Мы с Конде были одинаково бедны, поэтому поселились у него, в портовом квартале, в доме, который занимали его жена, две дочери, куча братьев, сестер, кузенов, кузин, невесток и зятьев. Дом находился в двух шагах от мечети, и каждое утро нас будил крик муэдзина, к которому я никак не могла привыкнуть. «Катапультировалась» утром из кровати и начинала мечтать о подвигах, но что я могла совершить?
– Ты слишком экзальтированная, дочь моя! – насмешничал Конде. – Избыточно восторженная!
Я не сумела сблизиться с Гналенгбе, женой Секу, хотя очень старалась: мне хотелось, чтобы она обращалась со мной, как старшая сестра. Гналенгбе часто хохотала и болтала на кухне с другими женщинами, но, стоило мне появиться, умолкала, сделав каменное лицо. Кончилось тем, что я пожаловалась:
– Она что, боится меня? – с обидой спросила я.
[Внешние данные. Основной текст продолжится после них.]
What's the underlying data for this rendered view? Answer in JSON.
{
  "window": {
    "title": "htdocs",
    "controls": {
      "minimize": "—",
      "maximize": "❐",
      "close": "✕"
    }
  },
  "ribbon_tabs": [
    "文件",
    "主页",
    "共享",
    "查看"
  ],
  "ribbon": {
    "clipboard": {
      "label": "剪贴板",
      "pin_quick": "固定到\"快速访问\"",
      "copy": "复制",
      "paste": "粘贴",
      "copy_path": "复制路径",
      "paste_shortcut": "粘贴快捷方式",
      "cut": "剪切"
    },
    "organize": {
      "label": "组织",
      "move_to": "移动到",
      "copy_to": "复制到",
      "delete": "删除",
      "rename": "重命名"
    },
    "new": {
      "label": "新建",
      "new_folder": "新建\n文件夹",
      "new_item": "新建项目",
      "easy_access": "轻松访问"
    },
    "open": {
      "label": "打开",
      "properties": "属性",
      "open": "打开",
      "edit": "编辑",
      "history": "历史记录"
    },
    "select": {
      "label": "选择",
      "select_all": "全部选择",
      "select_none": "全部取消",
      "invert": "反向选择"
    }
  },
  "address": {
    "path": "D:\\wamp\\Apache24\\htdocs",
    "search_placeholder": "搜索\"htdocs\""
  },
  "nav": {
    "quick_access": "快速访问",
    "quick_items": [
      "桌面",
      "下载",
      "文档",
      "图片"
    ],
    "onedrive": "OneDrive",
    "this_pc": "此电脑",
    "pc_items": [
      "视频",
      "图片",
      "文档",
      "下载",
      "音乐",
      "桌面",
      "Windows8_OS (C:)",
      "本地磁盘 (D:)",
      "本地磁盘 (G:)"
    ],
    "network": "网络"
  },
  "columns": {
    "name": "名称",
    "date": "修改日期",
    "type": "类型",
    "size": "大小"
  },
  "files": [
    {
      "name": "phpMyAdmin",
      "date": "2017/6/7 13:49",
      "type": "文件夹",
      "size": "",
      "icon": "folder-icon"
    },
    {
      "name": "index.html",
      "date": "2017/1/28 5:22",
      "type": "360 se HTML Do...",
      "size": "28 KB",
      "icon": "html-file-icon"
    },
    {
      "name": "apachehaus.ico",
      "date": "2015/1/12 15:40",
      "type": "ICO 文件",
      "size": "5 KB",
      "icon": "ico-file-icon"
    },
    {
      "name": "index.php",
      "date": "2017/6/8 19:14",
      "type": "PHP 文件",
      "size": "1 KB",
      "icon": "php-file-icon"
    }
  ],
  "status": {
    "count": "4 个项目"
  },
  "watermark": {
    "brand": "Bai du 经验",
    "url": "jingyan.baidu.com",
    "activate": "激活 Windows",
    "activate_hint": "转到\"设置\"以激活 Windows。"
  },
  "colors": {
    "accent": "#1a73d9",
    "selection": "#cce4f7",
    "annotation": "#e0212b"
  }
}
– Ты ее смущаешь! – раздраженно ответил он. – Она плохо говорит по-французски, потому что совсем не ходила в школу. Она носит не платья, а пагне…[64] Понимаешь? Моя жена комплексует. Если выучишь малинке́[65], сможешь с ней сблизиться.
Все кому не лень давали мне этот совет, а я злилась, потому что давно поняла простую истину: хочешь разобраться в сути африканских обществ, говори с ними на одном языке.